Une exposition réussie c’est celle dont on sort sachant qu’on a fait une découverte, celle où un monde nouveau nous a été proposé.
La dernière exposition à la Maison Rouge, sans compter les œuvres fort intéressantes que j’y ai croisées, a été l’occasion d’une rencontre de ce genre, d’un choc esthétique et émotionnel. Peu plaisant au départ. Au sous-sol du bâtiment je bute littéralement sur une enfant assise, très réaliste dans ses formes comme dans sa chair, à ceci près qu’elle développe sur tout le corps une pilosité sombre très dense, quasi animale, une ado à barbe en somme, elle tient dans ses bras une « chose » rose, boudinée, sans tête, munie de doigts multiples, d’une bouche en son centre, de deux pieds rondelets, la toute jeune fille protège cette masse de toute sa tendresse attentive. Mais cette composition en silicone et cheveux humains assez étonnante n’était rien en regard de ce que j’ai commencé par éviter quand j’ai entrevu, tapis dans un coin, trois petits êtres repliés sur eux-mêmes en position fœtale. L’attirance-répulsion était si forte que je m’y suis reprise à trois fois avant d’oser affronter cette « portée » (c’est le titre de l’œuvre en Anglais). Mon malaise venait en fait de ce que le regard pressent de loin : ces trois bébés ne sont qu’en partie humains, le dos couvert de poils, des doigts au bout des pieds, des oreilles démesurées, leurs corps sont en réalité des mixtes entre animaux et enfants, des hybrides.

Depuis j’y repense, souvent, preuve de la puissance de cette œuvre qui évoque à la fois le thème du savant fou dépassé par sa création, les recherches sur la génétique et les mutants, les liens d’empathie/répulsion entre êtres vivants.
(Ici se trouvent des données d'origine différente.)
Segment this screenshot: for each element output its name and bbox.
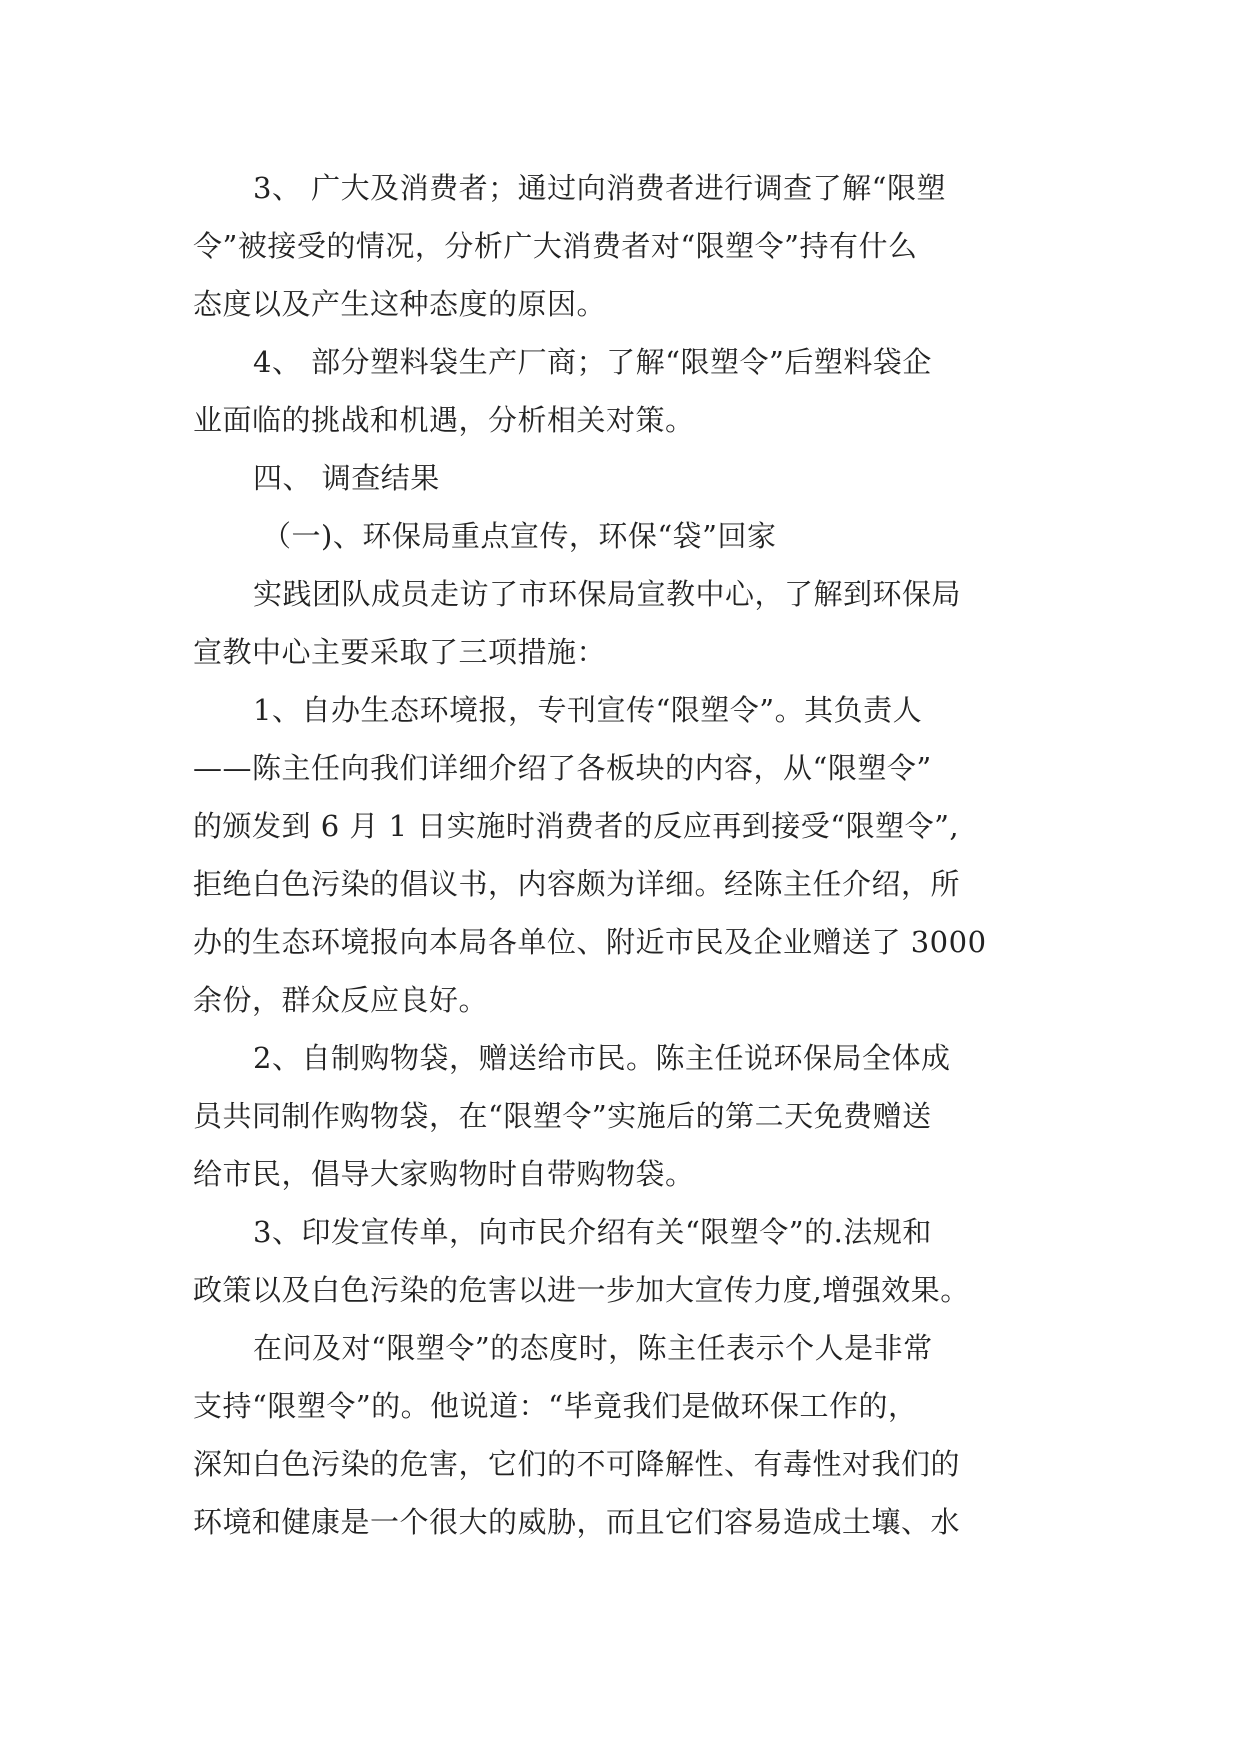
paragraph-line: 业面临的挑战和机遇，分析相关对策。 [193, 403, 695, 437]
paragraph-line: 给市民，倡导大家购物时自带购物袋。 [193, 1157, 695, 1191]
paragraph-line: 实践团队成员走访了市环保局宣教中心，了解到环保局 [253, 577, 962, 611]
paragraph-line: 在问及对“限塑令”的态度时，陈主任表示个人是非常 [253, 1331, 933, 1365]
paragraph-line: 1、自办生态环境报，专刊宣传“限塑令”。其负责人 [253, 693, 923, 727]
paragraph-line: 办的生态环境报向本局各单位、附近市民及企业赠送了 3000 [193, 925, 987, 959]
paragraph-line: 令”被接受的情况，分析广大消费者对“限塑令”持有什么 [193, 229, 918, 263]
paragraph-line: 3、 广大及消费者；通过向消费者进行调查了解“限塑 [253, 171, 946, 205]
section-heading: 四、 调查结果 [253, 461, 440, 495]
paragraph-line: 环境和健康是一个很大的威胁，而且它们容易造成土壤、水 [193, 1505, 961, 1539]
paragraph-line: 政策以及白色污染的危害以进一步加大宣传力度,增强效果。 [193, 1273, 970, 1307]
paragraph-line: 支持“限塑令”的。他说道：“毕竟我们是做环保工作的， [193, 1389, 918, 1423]
paragraph-line: 余份，群众反应良好。 [193, 983, 489, 1017]
paragraph-line: ——陈主任向我们详细介绍了各板块的内容，从“限塑令” [193, 751, 932, 785]
paragraph-line: 3、印发宣传单，向市民介绍有关“限塑令”的.法规和 [253, 1215, 932, 1249]
paragraph-line: 的颁发到 6 月 1 日实施时消费者的反应再到接受“限塑令”, [193, 809, 960, 843]
subsection-heading: （一)、环保局重点宣传，环保“袋”回家 [262, 519, 777, 553]
paragraph-line: 态度以及产生这种态度的原因。 [193, 287, 607, 321]
paragraph-line: 拒绝白色污染的倡议书，内容颇为详细。经陈主任介绍，所 [193, 867, 961, 901]
paragraph-line: 宣教中心主要采取了三项措施： [193, 635, 607, 669]
paragraph-line: 2、自制购物袋，赠送给市民。陈主任说环保局全体成 [253, 1041, 951, 1075]
paragraph-line: 4、 部分塑料袋生产厂商；了解“限塑令”后塑料袋企 [253, 345, 932, 379]
paragraph-line: 员共同制作购物袋，在“限塑令”实施后的第二天免费赠送 [193, 1099, 932, 1133]
paragraph-line: 深知白色污染的危害，它们的不可降解性、有毒性对我们的 [193, 1447, 961, 1481]
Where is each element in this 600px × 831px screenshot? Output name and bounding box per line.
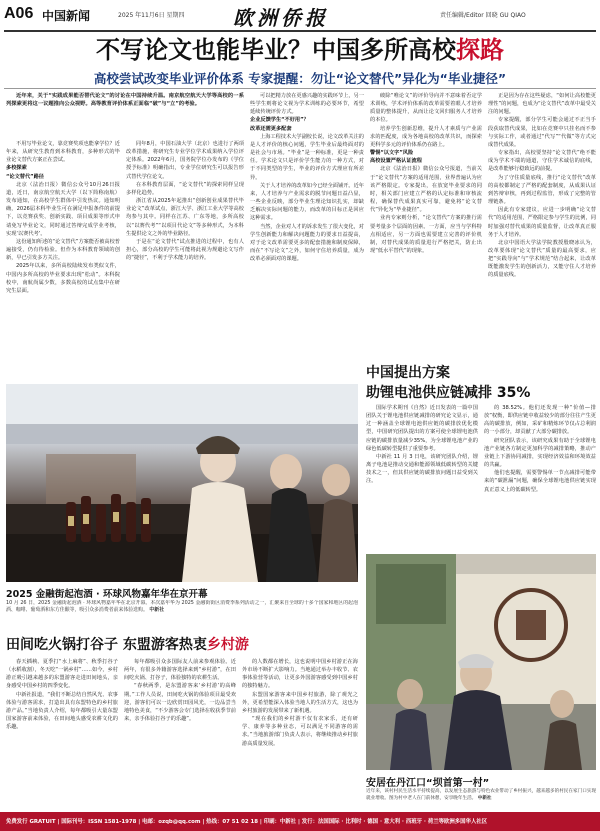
paragraph: 2025年以来，多所高校陆续发布类似文件，中国内多所高校的毕业要求出现“松动”。本科院校中，南航尚属少数，多数高校的试点集中在研究生层面。	[6, 263, 120, 294]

J’ai cherché à savoir qui avait eu la force de concevoir, d’engendrer, de tels êtres. Une femme, jeune, australienne (comme Ron Mueck à qui sa technique fait penser), qui invente un monde de créatures aux confins de l’humain et de la bête mais qui insiste sur le fait que ces êtres ne sont pas menaçants, juste dérangeants. Ce qui nous invite à réviser nos certitudes, nos peurs, nos dégoûts. Et accessoirement notre histoire de l’art, j’ai été particulièrement intéressée par sa façon de réinterpréter le thème chrétien de l’incrédulité de Thomas, elle en fait la rencontre, non pas d’un apôtre et du Christ, mais d’un petit garçon curieux et de l’hybride terrifiante d’un croupion de poulet déplumé et de pattes de rat ; le geste, si codifié dans l’iconographie occidentale, du saint mettant sa main dans la plaie divine devient celui d’un enfant osant affronter une bouche répugnante suintante de pustules dentées, juste pour savoir. Je n’ai pas fini d’y réfléchir…
Dorénavant je devrai compter avec Patricia Piccinini.